Bergamo (Italy) visit 2014

WLH_ManganoOn May 26, 2014, I was able to re-connect with Maria Flora Mangano, one of the participants in the NCA Summer Conference on Intercultural Dialogue, held in Istanbul, in 2009. We have kept in touch, as she has kept in touch with others from that event, but this is the first time we have had the opportunity to meet in person again. It took a bit of travel (I was coming in from Lugano, Switzerland, and she was coming from her home near Rome), but the conversation was worth the effort. Her work will be familiar to regular visitors to this website, as described in her post on A lesson dedicated to the genocide in Burundi: An occasion of dialogue as a space of relationship among cultures.” A chapter of hers is included in Case Studies in Intercultural Dialogue, currently in press with Kendall Hunt, and one of the results of the Istanbul conference.

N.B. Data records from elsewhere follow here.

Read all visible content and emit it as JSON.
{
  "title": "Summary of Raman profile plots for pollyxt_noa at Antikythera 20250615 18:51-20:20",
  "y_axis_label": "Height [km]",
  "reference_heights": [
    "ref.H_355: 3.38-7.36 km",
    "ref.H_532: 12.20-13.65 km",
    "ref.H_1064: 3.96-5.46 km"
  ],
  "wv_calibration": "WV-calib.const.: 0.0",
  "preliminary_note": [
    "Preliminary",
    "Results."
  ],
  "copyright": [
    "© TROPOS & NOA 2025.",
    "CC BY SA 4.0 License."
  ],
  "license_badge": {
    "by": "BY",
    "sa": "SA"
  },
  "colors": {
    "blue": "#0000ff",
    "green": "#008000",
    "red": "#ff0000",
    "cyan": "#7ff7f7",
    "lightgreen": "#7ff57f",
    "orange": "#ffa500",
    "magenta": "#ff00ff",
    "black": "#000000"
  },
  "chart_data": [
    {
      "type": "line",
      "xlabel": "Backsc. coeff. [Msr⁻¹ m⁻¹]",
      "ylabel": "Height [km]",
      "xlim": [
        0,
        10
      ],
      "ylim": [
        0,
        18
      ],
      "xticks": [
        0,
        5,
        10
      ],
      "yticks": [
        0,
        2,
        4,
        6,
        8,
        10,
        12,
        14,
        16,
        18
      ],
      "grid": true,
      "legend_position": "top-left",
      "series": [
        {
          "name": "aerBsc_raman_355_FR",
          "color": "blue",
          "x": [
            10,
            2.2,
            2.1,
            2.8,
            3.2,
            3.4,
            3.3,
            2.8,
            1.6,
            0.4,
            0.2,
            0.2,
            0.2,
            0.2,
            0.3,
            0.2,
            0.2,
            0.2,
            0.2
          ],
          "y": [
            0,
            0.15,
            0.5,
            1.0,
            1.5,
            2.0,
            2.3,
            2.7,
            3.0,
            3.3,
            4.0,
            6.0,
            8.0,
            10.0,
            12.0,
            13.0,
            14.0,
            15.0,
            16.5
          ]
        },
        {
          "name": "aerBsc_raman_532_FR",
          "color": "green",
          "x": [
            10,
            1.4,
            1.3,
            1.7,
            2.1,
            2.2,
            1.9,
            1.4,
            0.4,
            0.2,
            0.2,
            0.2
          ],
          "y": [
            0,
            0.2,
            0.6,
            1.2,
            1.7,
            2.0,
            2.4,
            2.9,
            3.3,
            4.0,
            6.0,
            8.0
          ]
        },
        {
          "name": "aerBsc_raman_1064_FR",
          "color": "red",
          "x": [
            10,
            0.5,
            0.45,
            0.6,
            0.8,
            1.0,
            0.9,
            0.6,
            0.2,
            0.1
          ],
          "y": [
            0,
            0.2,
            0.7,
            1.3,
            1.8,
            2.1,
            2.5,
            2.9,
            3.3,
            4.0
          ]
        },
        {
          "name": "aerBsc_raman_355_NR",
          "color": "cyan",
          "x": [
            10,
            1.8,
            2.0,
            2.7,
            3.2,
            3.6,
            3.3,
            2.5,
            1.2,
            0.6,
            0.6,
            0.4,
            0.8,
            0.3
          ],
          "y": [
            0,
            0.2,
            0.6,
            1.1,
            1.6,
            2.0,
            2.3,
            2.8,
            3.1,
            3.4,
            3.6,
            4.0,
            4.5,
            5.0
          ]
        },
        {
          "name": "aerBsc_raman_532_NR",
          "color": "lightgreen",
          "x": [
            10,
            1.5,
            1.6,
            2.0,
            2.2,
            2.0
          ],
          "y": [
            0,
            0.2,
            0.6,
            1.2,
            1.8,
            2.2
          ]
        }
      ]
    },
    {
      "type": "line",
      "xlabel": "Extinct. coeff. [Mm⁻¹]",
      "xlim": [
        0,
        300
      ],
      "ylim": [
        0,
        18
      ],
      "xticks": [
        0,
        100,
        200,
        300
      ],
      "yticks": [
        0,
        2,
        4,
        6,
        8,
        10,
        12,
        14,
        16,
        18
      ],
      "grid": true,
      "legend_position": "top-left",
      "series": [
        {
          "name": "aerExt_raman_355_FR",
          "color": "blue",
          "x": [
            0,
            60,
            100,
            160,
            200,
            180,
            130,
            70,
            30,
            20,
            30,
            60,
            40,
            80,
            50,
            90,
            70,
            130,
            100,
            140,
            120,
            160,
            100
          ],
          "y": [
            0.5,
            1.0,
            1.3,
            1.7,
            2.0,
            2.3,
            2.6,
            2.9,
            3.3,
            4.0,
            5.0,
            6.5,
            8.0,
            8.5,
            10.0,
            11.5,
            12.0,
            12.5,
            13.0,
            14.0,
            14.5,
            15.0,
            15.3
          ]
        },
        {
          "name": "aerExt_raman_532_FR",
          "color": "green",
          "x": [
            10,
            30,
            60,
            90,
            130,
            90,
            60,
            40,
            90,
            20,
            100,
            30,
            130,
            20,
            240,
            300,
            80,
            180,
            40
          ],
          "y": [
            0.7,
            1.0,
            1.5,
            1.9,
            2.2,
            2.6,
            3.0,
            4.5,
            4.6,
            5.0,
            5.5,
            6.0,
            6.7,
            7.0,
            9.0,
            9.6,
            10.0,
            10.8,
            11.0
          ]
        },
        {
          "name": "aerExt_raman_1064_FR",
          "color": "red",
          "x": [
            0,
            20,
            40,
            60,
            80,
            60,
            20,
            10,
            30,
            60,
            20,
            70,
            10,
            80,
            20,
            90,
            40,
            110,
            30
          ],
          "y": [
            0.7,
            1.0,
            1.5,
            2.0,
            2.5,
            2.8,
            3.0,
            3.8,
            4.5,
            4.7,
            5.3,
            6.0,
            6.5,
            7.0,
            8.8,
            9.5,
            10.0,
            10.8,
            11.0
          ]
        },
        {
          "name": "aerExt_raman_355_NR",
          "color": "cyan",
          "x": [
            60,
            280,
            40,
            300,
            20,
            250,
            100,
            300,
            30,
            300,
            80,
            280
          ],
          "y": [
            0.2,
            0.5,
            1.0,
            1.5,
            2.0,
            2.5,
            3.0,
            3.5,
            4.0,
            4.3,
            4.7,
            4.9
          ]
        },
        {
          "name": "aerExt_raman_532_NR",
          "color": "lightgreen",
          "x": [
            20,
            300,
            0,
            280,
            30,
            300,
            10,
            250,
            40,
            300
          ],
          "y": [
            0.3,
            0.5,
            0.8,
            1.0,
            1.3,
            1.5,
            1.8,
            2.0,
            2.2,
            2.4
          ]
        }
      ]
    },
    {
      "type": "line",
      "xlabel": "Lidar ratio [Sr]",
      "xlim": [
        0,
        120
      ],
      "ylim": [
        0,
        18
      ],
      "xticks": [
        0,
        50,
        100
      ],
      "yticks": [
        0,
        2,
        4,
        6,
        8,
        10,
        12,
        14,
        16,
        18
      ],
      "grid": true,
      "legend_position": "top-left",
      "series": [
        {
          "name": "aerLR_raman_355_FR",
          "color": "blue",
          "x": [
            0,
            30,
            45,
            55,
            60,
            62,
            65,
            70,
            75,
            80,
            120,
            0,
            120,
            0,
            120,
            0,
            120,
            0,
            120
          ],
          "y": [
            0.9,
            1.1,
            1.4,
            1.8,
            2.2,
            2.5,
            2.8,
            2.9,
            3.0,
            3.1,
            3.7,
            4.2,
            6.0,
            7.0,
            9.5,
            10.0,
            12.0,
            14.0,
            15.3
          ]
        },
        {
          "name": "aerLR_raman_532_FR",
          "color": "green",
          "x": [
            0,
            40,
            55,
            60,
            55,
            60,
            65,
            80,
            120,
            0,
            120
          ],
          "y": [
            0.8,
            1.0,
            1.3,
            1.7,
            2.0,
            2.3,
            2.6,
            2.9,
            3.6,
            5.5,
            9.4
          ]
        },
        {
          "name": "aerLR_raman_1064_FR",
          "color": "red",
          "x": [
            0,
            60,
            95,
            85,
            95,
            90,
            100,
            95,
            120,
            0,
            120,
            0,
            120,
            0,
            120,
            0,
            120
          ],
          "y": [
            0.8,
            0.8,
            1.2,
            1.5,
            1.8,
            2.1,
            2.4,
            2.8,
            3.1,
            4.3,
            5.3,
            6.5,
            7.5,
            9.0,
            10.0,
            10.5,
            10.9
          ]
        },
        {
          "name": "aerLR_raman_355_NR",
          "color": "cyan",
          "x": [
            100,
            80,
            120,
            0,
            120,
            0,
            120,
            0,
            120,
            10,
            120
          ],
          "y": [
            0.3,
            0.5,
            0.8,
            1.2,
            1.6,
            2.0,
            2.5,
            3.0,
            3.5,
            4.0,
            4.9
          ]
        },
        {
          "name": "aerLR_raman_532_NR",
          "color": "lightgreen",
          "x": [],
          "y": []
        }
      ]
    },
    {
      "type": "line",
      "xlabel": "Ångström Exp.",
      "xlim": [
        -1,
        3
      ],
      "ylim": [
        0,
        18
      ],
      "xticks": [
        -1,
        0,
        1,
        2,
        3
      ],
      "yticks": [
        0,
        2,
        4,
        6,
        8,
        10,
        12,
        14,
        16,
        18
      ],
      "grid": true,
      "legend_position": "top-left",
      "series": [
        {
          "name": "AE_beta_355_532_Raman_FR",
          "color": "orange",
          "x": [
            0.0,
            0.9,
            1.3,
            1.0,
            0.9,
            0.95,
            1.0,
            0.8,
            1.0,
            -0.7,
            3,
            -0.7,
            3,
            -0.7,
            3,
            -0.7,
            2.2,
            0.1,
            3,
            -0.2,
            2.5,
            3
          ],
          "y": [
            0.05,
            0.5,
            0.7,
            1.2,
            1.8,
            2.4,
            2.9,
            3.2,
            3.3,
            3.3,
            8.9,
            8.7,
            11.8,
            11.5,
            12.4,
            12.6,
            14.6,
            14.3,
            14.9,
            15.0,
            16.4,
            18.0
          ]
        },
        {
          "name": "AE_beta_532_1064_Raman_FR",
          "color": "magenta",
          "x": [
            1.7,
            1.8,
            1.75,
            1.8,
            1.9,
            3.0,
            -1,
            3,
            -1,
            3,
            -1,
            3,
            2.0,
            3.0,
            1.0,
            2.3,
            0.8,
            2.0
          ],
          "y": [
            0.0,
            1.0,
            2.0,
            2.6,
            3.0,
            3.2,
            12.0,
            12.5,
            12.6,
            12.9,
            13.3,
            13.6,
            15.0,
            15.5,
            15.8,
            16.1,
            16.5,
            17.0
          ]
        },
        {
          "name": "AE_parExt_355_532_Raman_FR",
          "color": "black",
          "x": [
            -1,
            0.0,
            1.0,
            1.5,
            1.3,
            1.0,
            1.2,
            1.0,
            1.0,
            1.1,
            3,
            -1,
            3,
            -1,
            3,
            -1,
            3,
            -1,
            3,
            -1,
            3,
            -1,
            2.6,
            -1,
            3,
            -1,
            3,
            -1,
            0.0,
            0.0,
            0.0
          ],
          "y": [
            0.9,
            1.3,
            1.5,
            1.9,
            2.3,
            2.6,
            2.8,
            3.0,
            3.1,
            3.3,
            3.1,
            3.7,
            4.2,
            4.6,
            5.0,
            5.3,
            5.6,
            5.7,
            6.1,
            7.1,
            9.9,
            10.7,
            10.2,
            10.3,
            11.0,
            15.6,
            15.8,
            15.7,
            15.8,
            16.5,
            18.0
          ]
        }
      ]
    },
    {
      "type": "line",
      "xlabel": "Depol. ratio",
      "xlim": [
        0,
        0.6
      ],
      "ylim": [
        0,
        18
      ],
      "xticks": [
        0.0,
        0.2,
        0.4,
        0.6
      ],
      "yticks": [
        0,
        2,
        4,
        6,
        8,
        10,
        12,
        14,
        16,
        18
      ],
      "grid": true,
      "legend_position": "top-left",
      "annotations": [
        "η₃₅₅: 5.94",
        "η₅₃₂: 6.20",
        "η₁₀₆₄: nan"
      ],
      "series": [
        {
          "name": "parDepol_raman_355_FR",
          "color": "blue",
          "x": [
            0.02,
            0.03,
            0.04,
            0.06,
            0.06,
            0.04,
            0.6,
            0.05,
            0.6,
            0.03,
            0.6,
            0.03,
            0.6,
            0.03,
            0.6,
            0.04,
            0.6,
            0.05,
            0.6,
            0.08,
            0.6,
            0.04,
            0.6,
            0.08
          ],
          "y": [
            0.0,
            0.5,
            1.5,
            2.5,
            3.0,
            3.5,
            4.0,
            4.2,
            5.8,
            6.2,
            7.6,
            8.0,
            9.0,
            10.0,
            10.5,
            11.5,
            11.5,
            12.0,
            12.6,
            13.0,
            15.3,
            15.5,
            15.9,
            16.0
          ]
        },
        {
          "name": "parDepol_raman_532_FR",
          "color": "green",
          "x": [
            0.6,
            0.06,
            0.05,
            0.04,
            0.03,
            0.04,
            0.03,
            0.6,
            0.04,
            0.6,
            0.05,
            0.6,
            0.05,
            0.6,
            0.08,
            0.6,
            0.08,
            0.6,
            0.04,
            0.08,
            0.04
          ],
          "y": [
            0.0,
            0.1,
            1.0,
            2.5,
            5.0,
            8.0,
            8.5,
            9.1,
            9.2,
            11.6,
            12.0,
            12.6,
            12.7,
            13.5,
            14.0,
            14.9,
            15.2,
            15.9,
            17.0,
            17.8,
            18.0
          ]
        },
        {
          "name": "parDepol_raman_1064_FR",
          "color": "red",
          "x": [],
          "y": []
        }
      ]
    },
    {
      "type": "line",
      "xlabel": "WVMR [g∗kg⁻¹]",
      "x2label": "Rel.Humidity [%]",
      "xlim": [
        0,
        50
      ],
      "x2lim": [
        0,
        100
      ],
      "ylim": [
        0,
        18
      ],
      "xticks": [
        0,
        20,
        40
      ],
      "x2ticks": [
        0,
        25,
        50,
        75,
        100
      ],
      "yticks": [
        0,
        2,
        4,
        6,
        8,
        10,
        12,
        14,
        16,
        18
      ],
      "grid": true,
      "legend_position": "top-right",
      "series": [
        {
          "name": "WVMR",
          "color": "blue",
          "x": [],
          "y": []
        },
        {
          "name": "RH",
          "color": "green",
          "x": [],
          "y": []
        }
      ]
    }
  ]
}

Although Maria Flora already holds a PhD and has been teaching for many years now, she is currently pursuing further studies at the University of Bergamo, which is why we met there. Much of the University is located in the old city, Bergamo Alta, dating to Roman times, and many of the faculty are housed in historic buildings. This part of the city  is especially impressive, from the funicular ride up the hill on which it rests, to the grand views once you arrive. Many of Maria Flora’s classes are held in a former monastery in the lower city, with a stunning courtyard, also impressive.